Oui, finir ce travail avant la manifestation du 25 mai ou après ?
J'ai toujours dit qu'il y avait des moments pour manifester, on l'a fait le 1er février, puis pour se concerter, pour dialoguer, on l'a fait, c'est pour ça qu'on n'est pas allé à la manifestation le 3 avril. Après la manifestation du 13 mai, et qui est un fort soutien à la négociation, nous sommes nous dans une phase de négociations, donc nous voulons pousser la négociation jusqu'au bout et terminer, je le dis, le travail qui est inachevé, aujourd'hui ou demain, si le gouvernement le souhaite, nous y sommes prêts.
Vous n'attendez pas telle ou telle manif ?
Pour le moment nous ne sommes pas dans une démarche de manifestation, nous sommes dans une démarche de négociations. Le gouvernement n'est pas allé assez loin vis-à-vis de nos propositions, on peut recommencer le dialogue dans une heure s'il le faut.

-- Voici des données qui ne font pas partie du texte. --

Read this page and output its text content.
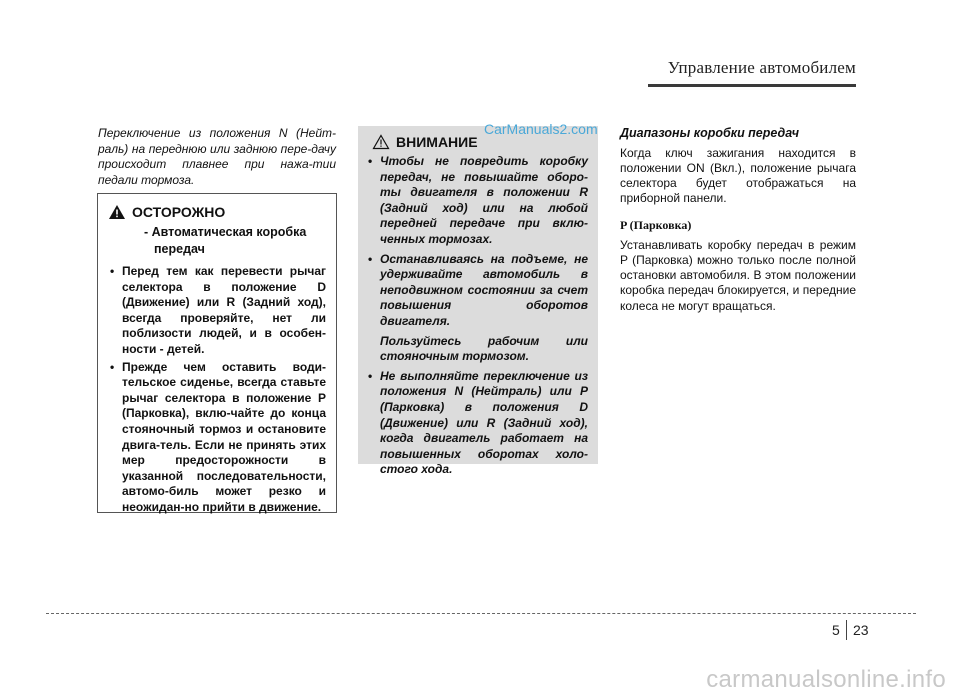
Управление автомобилем

Переключение из положения N (Нейт-раль) на переднюю или заднюю пере-дачу происходит плавнее при нажа-тии педали тормоза.

ОСТОРОЖНО
- Автоматическая коробка
передач
• Перед тем как перевести рычаг селектора в положение D (Движение) или R (Задний ход), всегда проверяйте, нет ли поблизости людей, и в особен-ности - детей.
• Прежде чем оставить води-тельское сиденье, всегда ставьте рычаг селектора в положение P (Парковка), вклю-чайте до конца стояночный тормоз и остановите двига-тель. Если не принять этих мер предосторожности в указанной последовательности, автомо-биль может резко и неожидан-но прийти в движение.
ВНИМАНИЕ

• Чтобы не повредить коробку передач, не повышайте оборо-ты двигателя в положении R (Задний ход) или на любой передней передаче при вклю-ченных тормозах.

• Останавливаясь на подъеме, не удерживайте автомобиль в неподвижном состоянии за счет повышения оборотов двигателя.

Пользуйтесь рабочим или стояночным тормозом.

• Не выполняйте переключение из положения N (Нейтраль) или P (Парковка) в положения D (Движение) или R (Задний ход), когда двигатель работает на повышенных оборотах холо-стого хода.

CarManuals2.com Диапазоны коробки передач

Когда ключ зажигания находится в положении ON (Вкл.), положение рычага селектора будет отображаться на приборной панели.

P (Парковка)

Устанавливать коробку передач в режим P (Парковка) можно только после полной остановки автомобиля. В этом положении коробка передач блокируется, и передние колеса не могут вращаться.

5 23
carmanualsonline.info
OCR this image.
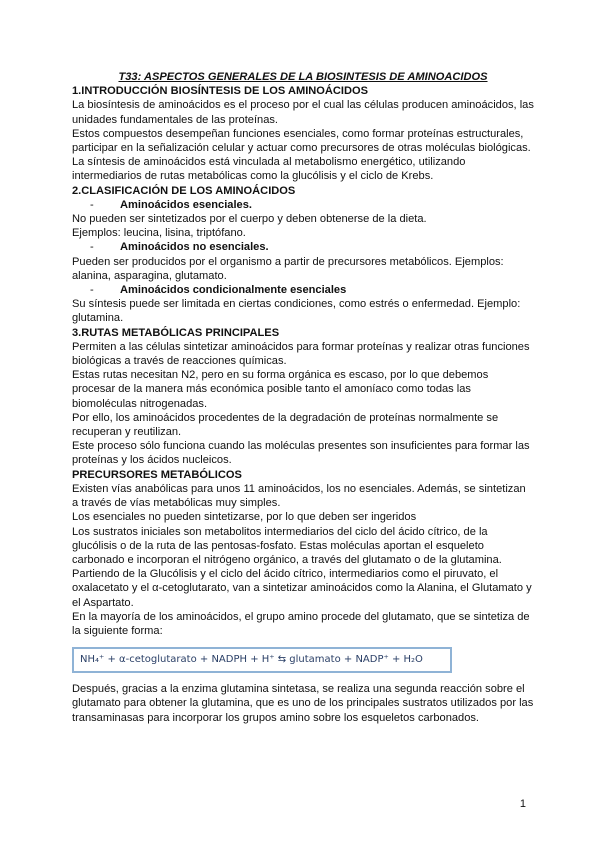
T33: ASPECTOS GENERALES DE LA BIOSINTESIS DE AMINOACIDOS

1.INTRODUCCIÓN BIOSÍNTESIS DE LOS AMINOÁCIDOS

La biosíntesis de aminoácidos es el proceso por el cual las células producen aminoácidos, las unidades fundamentales de las proteínas.

Estos compuestos desempeñan funciones esenciales, como formar proteínas estructurales, participar en la señalización celular y actuar como precursores de otras moléculas biológicas.

La síntesis de aminoácidos está vinculada al metabolismo energético, utilizando intermediarios de rutas metabólicas como la glucólisis y el ciclo de Krebs.

2.CLASIFICACIÓN DE LOS AMINOÁCIDOS

-	Aminoácidos esenciales.

No pueden ser sintetizados por el cuerpo y deben obtenerse de la dieta.

Ejemplos: leucina, lisina, triptófano.

-	Aminoácidos no esenciales.

Pueden ser producidos por el organismo a partir de precursores metabólicos. Ejemplos: alanina, asparagina, glutamato.

-	Aminoácidos condicionalmente esenciales

Su síntesis puede ser limitada en ciertas condiciones, como estrés o enfermedad. Ejemplo: glutamina.

3.RUTAS METABÓLICAS PRINCIPALES

Permiten a las células sintetizar aminoácidos para formar proteínas y realizar otras funciones biológicas a través de reacciones químicas.

Estas rutas necesitan N2, pero en su forma orgánica es escaso, por lo que debemos procesar de la manera más económica posible tanto el amoníaco como todas las biomoléculas nitrogenadas.

Por ello, los aminoácidos procedentes de la degradación de proteínas normalmente se recuperan y reutilizan.

Este proceso sólo funciona cuando las moléculas presentes son insuficientes para formar las proteínas y los ácidos nucleicos.

PRECURSORES METABÓLICOS

Existen vías anabólicas para unos 11 aminoácidos, los no esenciales. Además, se sintetizan a través de vías metabólicas muy simples.

Los esenciales no pueden sintetizarse, por lo que deben ser ingeridos

Los sustratos iniciales son metabolitos intermediarios del ciclo del ácido cítrico, de la glucólisis o de la ruta de las pentosas-fosfato. Estas moléculas aportan el esqueleto carbonado e incorporan el nitrógeno orgánico, a través del glutamato o de la glutamina.

Partiendo de la Glucólisis y el ciclo del ácido cítrico, intermediarios como el piruvato, el oxalacetato y el α-cetoglutarato, van a sintetizar aminoácidos como la Alanina, el Glutamato y el Aspartato.

En la mayoría de los aminoácidos, el grupo amino procede del glutamato, que se sintetiza de la siguiente forma:

NH₄⁺ + α-cetoglutarato + NADPH + H⁺ ⇆ glutamato + NADP⁺ + H₂O

Después, gracias a la enzima glutamina sintetasa, se realiza una segunda reacción sobre el glutamato para obtener la glutamina, que es uno de los principales sustratos utilizados por las transaminasas para incorporar los grupos amino sobre los esqueletos carbonados.

1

Vous reconnaissez qu'il y a des avancées de la part de François Fillon, c'est-à-dire des concessions, peut-être même au delà de ce qu'il avait prévu de concéder, comme Olivier Samain l'a raconté toute la nuit, on a l'impression que chez vous aussi François Chérèque, l'appétit est venu en mangeant.
Quand on est dans une négociation, qu'on y rentre et qu'on est dans une vraie discussion sur les différents paramètres, par exemple pour les contreparties chez les fonctionnaires on a presque la totalité de ce qu'on a demandé, donc c'est quelque chose d'important, mais là je le dis bien, j'ai un sentiment d'inachevé. Il faut par exemple que le gouvernement me dire ceux qui ont commencé à travailler à 16 ans à quel âge ils vont partir. Il me dit avant 60 ans sous certaines conditions, que je ne connais pas, si c'est 59 ans c'est pas bon, c'est si 58 ans ça peut se discuter.
Mais vous croyez qu'on peut mettre le pays dans l'état où il est, pour, c'est important, mais c'est des problèmes qui peuvent se régler en deux heures, trois heures.
Ce problème peut se régler très rapidement, une demi-journée, une heure s'il le faut, mais il faut avancer, le gouvernement sait ce que veut la CFDT, eh bien il faut qu'il lui réponde.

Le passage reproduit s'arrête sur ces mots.